Staceyann Chin is a fulltime writer and activist. She identifies as Caribbean and Black, Asian and lesbian, woman and resident of New York City. A proud Jamaican National, she has performed her poetry around the world including the Nuyorican Poets' Café, one-woman shows Off-Broadway, and writing-workshops in Sweden, South Africa, and Australia. She is best known as co-writer and original performer in the Tony award winning Russell Simmons Def Poetry Jam on Broadway. Staceyann received the 2007 Power of the Voice Award from Human Rights Campaign. She was featured on the Oprah Winfrey Show and appeared on "60 Minutes." The film Staceyann Chin was released in theaters in Denmark in 2001, and subsequently aired on Danish, Swedish and Norwegian national TV stations. She was featured in Between the Lines, a documentary that explores being Asian and woman and writer and acted in Across The Universe, a film musical from director Julie Taymor in 2005. Staceyann’s three one-woman shows, HANDS AFIRE, UNSPEAKABLE THINGS, and BORDER/CLASH all opened to rave reviews at the Culture Project in New York City. Her much-anticipated memoir released early 2009 is titled The Other Side of Paradise. http://www.staceyannchin.com/
Lesbian Writers Fund 2008 Panelists / Fiction
Achy Obejas is the author of Ruins, Days of Awe, and Memory Mambo, among others. She edited and translated the crime stories of Havana Noir into English and translated Junot Diaz's La breve y maravillosa vida de Oscar Wao into Spanish. Her chapbook, This is What Happened in Our Other Life (A Midsummer's Night), was a Poetry Foundation bestseller. Achy's poetry and fiction have been published in Review: Literature and Arts of the Americas, Indiana Review, Story, La Gaceta de Cuba, Habana Elegante, The Best of Helicon Nine, Another Chicago Magazine, Bilingual Review, Conditions, Third Woman, and many others. An award-winning journalist, she covered arts and culture for more than ten years for the Chicago Tribune. Achy has received a Pulitzer for a Tribune team investigation, the Studs Terkel Journalism Prize, several Peter Lisagor journalism honors, two Lambda Literary awards, a National Endowment for the Arts fellowship in poetry, and residencies at Yaddo, Ragdale and the Virginia Center for the Arts, among other honors. Currently, she is the Sor Juana Visiting Writer at DePaul University.
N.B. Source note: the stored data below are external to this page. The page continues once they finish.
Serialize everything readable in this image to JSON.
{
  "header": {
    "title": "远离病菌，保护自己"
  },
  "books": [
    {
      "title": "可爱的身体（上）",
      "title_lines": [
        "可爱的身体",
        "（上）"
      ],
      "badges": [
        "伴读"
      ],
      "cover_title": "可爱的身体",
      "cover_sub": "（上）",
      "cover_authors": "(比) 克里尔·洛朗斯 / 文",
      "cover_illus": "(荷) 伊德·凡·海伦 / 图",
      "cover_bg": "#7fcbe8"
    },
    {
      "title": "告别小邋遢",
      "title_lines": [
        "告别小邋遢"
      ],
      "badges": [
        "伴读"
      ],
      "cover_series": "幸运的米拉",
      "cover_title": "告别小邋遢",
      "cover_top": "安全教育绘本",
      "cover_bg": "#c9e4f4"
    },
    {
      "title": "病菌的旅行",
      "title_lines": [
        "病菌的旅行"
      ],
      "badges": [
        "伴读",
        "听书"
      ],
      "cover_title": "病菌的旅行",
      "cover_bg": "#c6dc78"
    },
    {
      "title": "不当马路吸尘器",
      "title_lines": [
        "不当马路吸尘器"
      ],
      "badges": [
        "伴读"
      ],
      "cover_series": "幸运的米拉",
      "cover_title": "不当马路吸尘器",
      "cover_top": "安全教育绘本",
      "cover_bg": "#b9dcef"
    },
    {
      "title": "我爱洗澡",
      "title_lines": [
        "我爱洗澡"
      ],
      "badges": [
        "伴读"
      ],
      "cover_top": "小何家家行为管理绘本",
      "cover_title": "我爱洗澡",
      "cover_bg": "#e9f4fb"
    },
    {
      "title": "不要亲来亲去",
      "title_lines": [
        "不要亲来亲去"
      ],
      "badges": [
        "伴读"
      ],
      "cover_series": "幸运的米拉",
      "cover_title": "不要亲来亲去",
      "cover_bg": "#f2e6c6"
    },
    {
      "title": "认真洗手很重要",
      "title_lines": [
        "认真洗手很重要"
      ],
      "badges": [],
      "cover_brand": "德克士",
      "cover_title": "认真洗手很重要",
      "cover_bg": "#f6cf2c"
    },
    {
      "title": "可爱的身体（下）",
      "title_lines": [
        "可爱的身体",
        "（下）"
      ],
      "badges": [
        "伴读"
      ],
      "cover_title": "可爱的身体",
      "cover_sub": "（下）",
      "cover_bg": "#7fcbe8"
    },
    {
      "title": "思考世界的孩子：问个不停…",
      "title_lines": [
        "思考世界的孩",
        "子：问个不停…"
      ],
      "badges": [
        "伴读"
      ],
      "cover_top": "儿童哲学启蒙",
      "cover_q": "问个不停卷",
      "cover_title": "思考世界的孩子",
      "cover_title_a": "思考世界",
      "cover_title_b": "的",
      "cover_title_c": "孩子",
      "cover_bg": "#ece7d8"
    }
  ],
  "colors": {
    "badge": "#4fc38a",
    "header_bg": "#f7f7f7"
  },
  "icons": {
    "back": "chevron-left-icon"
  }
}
She divides her time between Chicago and Davis, California. http://www.achyobejas.net/
Nancy G. Rawles is the author of three critically-acclaimed and award-winning novels. Love Like Gumbo won an American Book Award for its portrayal of a lesbian daughter's struggle for independence from her warm but suffocating family. Crawfish Dreams, the second in a series about the same family, was selected for the Barnes and Noble Discover Great New Writers Program. Nancy's third novel, My Jim, tells the story of the wife and children of Mark Twain's famous slave character from The Adventures of Huckleberry Finn. In her New York Times review, Helen Schulman called My Jim "as heart-wrenching a personal history as any recorded in American literature." My Jim is the winner of an American Library Association's Alex Award and the Legacy Award in Fiction from the Hurston/Wright Foundation. Her work on My Jim led Nancy to participate in the Feminist Sexual Ethics Project at Brandeis University. Under the direction of Professor Bernadette Brooten, the Project explored "The Long Legacy of Slavery in the Lives of Women and Girls." Nancy was the recipient of the Astraea Lesbian Writers Fund award in fiction in 2000.